As I mentioned a while back, Alex Albright (of The Little Dataset That Could) and I had the chance to present some of our thoughts at Bloomberg's first annual Data for Good Exchange. We decided to talk about what we view as the shortcomings in popular data science education programs and bootcamps. Specifically, we wanted to shine a light on the ways that data scientists are (and are not) adequately trained to contribute to social good projects and work with foreign data. I've included the abstract (below) and introduction (after the jump). You can also read the full text and check out the poster. Thanks to Alex for working on this while on vacation in Portland and thanks to SLS for letting us write things we believe and not firing us for it.

One Size Does Not Fit All: The Shortcomings of the Mainstream Data Scientist Working for Social Good

Data scientists are increasingly called on to contribute their analytical skills outside of the corporate sector in pursuit of meaningful insights for nonprofit organizations and social good projects. We challenge the assumption that the skills and methods necessary for successful data analysis come in a “one size fits all” package for both the nonprofit and for-profit sectors. By comparing and contrasting the key elements of data science in both domains, we identify the skills critical for the successful application of data science to social good projects. We then analyze five well-known data science programs and bootcamps in order to evaluate their success in providing training that transfers smoothly to social impact projects. After surveying these programs, we make a number of recommendations with respect to data science training curricula, non-profit hiring systems, and the data science for social good community’s practices.

While the overwhelming majority of data scientists are employed in the for-profit sector, there is a growing movement taking advantage of their technological savvy and unique toolkit for the benefit of social good projects and programs. Conventionally trained data-scientists are encouraged more and more to play a pivotal role in data-driven social good projects as team members, consultants, or volunteers. However, this phenomenon assumes that the data scientists’ standard toolkit in the for-profit sector translates seamlessly to the realm of social good. We challenge this assumption and argue that while the term “data scientist” has become an amorphous catch-all for programmers, statisticians, bloggers, and other empirically inclined individuals, the skills and methodological knowledge required of a data scientist can and should differ across the for-profit and non-profit sectors. We use this paper as an opportunity to highlight the shortcomings of mainstream data science education and practice when it comes to the non-profit sector and social impact endeavors.

We begin by comparing and contrasting the roles of data scientists in the for-profit and non-profit environments, and identify three key differences.

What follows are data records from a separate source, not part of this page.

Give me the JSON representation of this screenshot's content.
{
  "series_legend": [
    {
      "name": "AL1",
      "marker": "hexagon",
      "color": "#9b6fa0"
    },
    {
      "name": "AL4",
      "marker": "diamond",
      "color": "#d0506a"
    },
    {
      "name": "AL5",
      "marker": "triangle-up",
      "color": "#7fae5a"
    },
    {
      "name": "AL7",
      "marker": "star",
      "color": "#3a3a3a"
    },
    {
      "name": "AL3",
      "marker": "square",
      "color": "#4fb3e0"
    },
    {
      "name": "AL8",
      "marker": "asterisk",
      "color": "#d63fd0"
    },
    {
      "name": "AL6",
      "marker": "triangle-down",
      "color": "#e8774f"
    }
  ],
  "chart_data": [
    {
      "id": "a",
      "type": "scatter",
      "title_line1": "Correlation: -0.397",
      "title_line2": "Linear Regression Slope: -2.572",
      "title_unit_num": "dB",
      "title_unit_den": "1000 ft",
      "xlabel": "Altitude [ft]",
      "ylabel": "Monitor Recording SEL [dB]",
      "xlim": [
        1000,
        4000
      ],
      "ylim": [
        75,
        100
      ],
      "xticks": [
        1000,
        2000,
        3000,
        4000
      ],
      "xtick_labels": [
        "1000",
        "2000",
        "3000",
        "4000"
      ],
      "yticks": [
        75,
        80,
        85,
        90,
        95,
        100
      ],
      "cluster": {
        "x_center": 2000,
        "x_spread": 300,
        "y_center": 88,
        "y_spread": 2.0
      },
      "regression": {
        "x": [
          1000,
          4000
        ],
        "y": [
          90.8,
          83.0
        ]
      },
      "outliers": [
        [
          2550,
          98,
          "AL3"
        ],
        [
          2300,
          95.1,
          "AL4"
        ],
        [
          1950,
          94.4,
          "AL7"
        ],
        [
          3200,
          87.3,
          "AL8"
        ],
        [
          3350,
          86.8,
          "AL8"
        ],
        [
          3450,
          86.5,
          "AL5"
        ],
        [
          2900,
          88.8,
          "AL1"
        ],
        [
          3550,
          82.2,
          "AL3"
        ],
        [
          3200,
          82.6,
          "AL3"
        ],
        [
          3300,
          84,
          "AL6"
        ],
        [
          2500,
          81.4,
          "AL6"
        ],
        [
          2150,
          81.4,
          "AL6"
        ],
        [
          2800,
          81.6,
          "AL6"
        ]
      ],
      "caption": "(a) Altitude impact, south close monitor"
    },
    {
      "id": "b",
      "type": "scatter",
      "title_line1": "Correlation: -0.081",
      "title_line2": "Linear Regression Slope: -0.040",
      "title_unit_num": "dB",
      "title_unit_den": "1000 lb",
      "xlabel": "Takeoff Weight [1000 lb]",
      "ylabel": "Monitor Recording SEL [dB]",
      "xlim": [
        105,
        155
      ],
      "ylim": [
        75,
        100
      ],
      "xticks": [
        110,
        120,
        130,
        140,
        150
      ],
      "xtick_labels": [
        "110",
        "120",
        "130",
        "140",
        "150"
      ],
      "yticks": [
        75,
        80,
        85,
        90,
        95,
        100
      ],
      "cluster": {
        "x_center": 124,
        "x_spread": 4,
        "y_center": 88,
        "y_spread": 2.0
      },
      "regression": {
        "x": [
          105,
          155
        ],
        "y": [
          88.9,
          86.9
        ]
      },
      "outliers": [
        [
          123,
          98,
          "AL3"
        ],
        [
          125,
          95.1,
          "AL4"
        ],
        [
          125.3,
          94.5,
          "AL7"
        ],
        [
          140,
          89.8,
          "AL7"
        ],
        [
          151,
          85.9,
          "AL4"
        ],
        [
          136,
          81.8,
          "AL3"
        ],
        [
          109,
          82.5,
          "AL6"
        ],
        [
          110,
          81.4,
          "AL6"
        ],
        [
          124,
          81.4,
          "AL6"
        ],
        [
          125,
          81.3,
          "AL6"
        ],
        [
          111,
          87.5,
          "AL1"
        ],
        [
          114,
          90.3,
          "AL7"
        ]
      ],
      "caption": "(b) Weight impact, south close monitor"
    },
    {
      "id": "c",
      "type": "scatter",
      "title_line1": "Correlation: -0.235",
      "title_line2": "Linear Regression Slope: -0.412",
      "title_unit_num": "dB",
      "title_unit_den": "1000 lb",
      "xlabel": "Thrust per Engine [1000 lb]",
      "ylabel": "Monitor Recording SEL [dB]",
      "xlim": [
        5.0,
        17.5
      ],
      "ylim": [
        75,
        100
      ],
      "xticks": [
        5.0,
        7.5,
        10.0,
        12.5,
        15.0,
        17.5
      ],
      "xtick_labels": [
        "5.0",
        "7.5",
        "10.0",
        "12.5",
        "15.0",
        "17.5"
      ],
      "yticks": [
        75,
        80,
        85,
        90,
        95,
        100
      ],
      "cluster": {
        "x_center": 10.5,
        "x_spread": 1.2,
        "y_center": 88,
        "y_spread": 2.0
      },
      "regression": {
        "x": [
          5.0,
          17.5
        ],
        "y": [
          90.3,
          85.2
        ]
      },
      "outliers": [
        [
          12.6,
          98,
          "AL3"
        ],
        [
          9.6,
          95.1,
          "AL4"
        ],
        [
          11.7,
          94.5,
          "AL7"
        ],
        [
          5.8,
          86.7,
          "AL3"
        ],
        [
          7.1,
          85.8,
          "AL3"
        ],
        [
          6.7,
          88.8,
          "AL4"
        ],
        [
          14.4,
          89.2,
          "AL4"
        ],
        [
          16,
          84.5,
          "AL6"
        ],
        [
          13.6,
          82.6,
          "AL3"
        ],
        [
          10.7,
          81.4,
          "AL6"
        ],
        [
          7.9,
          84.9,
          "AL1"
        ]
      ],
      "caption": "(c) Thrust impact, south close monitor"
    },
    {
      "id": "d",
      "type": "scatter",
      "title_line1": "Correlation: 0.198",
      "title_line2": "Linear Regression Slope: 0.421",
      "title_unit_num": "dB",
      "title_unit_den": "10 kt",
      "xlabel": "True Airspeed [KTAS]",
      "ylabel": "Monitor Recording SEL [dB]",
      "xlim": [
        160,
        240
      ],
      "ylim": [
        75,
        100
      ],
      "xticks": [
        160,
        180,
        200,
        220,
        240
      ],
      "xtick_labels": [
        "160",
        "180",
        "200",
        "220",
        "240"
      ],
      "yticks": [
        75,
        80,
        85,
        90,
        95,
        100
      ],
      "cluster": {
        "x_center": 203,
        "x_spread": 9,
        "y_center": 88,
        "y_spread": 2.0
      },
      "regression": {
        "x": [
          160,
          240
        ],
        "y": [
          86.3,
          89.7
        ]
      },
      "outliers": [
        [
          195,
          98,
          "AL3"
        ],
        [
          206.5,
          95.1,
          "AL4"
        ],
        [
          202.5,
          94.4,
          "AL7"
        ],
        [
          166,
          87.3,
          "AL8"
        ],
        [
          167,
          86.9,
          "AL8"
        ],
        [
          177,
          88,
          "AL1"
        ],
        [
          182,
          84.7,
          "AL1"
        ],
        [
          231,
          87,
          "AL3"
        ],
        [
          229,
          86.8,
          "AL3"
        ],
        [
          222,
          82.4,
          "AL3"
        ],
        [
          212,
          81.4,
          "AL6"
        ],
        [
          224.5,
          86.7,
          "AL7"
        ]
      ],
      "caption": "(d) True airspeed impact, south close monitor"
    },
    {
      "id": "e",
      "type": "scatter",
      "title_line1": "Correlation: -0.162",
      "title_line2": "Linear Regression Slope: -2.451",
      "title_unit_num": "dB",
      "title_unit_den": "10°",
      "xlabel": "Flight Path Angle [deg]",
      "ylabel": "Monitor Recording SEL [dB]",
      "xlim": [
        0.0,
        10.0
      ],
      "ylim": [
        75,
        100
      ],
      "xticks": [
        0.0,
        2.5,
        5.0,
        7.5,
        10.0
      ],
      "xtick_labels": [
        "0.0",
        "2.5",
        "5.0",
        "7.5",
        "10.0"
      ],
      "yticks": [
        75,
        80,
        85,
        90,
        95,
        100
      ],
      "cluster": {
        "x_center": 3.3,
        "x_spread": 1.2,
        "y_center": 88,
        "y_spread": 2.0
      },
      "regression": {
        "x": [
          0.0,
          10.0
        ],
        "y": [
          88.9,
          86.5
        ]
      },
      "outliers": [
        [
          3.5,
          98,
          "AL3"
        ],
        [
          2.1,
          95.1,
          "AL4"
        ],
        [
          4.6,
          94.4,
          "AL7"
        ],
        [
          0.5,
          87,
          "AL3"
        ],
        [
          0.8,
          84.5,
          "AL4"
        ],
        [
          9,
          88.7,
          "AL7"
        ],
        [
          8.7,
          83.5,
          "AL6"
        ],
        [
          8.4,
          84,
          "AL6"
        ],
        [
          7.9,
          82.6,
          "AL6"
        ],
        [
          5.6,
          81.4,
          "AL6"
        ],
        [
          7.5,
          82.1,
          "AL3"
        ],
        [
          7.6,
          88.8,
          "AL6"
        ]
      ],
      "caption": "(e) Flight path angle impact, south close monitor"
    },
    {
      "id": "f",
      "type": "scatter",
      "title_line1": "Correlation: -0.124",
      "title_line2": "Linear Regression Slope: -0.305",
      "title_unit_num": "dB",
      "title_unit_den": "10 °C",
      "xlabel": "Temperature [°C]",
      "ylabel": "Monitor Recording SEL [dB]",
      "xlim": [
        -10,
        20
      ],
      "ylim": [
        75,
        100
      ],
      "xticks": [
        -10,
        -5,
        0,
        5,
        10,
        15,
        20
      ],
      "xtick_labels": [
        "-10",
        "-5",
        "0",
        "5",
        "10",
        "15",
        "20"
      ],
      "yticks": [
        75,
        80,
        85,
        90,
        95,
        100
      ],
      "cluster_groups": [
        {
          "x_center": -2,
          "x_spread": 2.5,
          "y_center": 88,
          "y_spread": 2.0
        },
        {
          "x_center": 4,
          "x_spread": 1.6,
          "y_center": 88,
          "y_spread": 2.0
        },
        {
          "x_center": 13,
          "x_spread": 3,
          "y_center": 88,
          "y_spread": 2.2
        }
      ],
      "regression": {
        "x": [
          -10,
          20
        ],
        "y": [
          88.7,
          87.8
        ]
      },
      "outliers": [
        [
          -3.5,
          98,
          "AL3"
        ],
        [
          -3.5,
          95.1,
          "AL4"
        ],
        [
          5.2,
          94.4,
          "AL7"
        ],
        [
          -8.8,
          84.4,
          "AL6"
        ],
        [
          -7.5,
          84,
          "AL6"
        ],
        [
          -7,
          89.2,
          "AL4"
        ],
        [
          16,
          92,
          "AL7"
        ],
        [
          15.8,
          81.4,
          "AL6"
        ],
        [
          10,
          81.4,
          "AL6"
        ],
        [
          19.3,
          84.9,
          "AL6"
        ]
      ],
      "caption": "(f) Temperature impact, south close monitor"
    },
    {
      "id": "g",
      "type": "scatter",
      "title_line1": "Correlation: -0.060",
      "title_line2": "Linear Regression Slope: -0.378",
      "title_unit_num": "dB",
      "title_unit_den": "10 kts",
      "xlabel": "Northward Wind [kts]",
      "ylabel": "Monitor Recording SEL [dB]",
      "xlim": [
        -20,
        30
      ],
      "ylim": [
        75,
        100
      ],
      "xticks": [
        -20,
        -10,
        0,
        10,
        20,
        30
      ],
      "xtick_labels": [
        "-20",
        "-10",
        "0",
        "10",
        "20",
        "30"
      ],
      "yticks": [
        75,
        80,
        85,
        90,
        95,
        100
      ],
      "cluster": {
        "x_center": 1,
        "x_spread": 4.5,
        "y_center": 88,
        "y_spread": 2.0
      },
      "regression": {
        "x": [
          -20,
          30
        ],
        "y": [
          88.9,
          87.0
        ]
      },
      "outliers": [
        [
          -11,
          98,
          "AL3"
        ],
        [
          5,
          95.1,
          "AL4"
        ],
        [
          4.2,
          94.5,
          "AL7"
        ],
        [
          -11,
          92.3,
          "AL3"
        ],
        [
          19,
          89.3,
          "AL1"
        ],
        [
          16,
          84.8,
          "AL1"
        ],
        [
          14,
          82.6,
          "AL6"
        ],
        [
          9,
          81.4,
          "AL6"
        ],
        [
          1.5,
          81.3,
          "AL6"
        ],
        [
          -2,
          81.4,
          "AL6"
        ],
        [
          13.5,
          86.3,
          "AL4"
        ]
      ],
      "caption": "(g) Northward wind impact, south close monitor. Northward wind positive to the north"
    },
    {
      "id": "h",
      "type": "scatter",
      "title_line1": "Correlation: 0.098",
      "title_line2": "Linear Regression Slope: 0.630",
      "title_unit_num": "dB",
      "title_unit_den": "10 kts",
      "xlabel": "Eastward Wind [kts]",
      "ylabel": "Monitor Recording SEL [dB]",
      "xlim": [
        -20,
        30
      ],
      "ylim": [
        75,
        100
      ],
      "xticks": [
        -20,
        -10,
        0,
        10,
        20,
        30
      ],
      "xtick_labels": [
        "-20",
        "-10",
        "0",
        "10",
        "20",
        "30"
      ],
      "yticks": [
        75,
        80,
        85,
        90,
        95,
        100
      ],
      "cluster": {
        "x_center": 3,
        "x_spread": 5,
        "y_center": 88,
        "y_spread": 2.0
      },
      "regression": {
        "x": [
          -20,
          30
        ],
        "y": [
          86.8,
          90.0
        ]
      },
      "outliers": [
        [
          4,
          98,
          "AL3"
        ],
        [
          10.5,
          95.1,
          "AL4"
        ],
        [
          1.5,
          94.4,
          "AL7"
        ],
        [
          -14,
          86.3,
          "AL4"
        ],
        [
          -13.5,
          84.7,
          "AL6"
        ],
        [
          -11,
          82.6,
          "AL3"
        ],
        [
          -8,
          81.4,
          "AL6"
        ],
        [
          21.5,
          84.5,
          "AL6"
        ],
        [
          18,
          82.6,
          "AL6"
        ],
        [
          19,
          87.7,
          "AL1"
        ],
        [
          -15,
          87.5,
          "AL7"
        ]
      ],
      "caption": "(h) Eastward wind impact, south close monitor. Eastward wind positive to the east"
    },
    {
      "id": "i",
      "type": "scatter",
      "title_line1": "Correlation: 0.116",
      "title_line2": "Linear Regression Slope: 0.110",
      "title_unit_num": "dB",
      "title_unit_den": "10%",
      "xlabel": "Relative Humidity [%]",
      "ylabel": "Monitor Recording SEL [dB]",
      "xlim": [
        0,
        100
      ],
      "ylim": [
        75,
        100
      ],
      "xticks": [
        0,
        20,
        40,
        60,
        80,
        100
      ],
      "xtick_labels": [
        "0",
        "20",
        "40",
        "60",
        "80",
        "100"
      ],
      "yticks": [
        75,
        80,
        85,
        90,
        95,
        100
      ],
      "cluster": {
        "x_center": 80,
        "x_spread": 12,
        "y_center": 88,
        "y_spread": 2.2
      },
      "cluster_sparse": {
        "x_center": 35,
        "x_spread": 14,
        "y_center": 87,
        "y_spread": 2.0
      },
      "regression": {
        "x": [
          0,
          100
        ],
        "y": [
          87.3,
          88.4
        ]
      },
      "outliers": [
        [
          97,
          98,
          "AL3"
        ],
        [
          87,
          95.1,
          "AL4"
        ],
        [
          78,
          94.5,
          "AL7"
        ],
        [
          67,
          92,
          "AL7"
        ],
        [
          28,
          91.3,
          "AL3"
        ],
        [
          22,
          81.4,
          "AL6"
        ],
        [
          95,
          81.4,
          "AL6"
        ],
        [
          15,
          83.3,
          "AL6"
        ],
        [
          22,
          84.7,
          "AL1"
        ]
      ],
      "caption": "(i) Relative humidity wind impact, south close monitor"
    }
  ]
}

First, while for-profit data scientists often work with in-house data, non-profit data science often involves working with foreign data that merits greater scrutiny and sensitivity in its treatment. Second, while the corporate environment provides control over the quality of “insights” in the form of management, the non-profit environment can lack effective checks and balances on data and analysis quality. Third, in experimental design, for- profit data scientists often have near-omniscient control over the environment containing study variables, whereas real-world data and studies are seldom so fortunate. We conclude that whereas for-profit data science can often afford to be “insights”-driven and results-oriented, non-profit data science must be less content- driven and more process oriented to avoid results, conclusions, and even policies that are built on poor quality data and inappropriate methods.

Next, we survey popular data science curricula across bootcamps, online courses, and master’s degree programs in order to generalize the baseline knowledge of emerging data scientists. We then compare and contrast the skills delivered by contemporary data science education with those required for meaningful contribution to social impact projects, and find that the former caters strikingly to a for-profit position. For example, we find that there is little to no focus in current data science education on investigating the quality of data or the identification and integrity of experimental variables. The curricula of these courses illustrate that data scientists are molded to be corporate workers as the default, necessitating a further mechanism to help empirical researchers transition across sectors, even if they bear the same title: “data scientist.”

Ultimately, we make several recommendations as to (1) how data science training programs can better prepare their students for roles in organizations doing social good, (2) how non-profit organizations can and must be more targeted in their hiring practices to find data scientists who are adequately suited for their projects, and (3) how the data science for social good community can and must develop best practices and ethical codes akin to those in the academic community.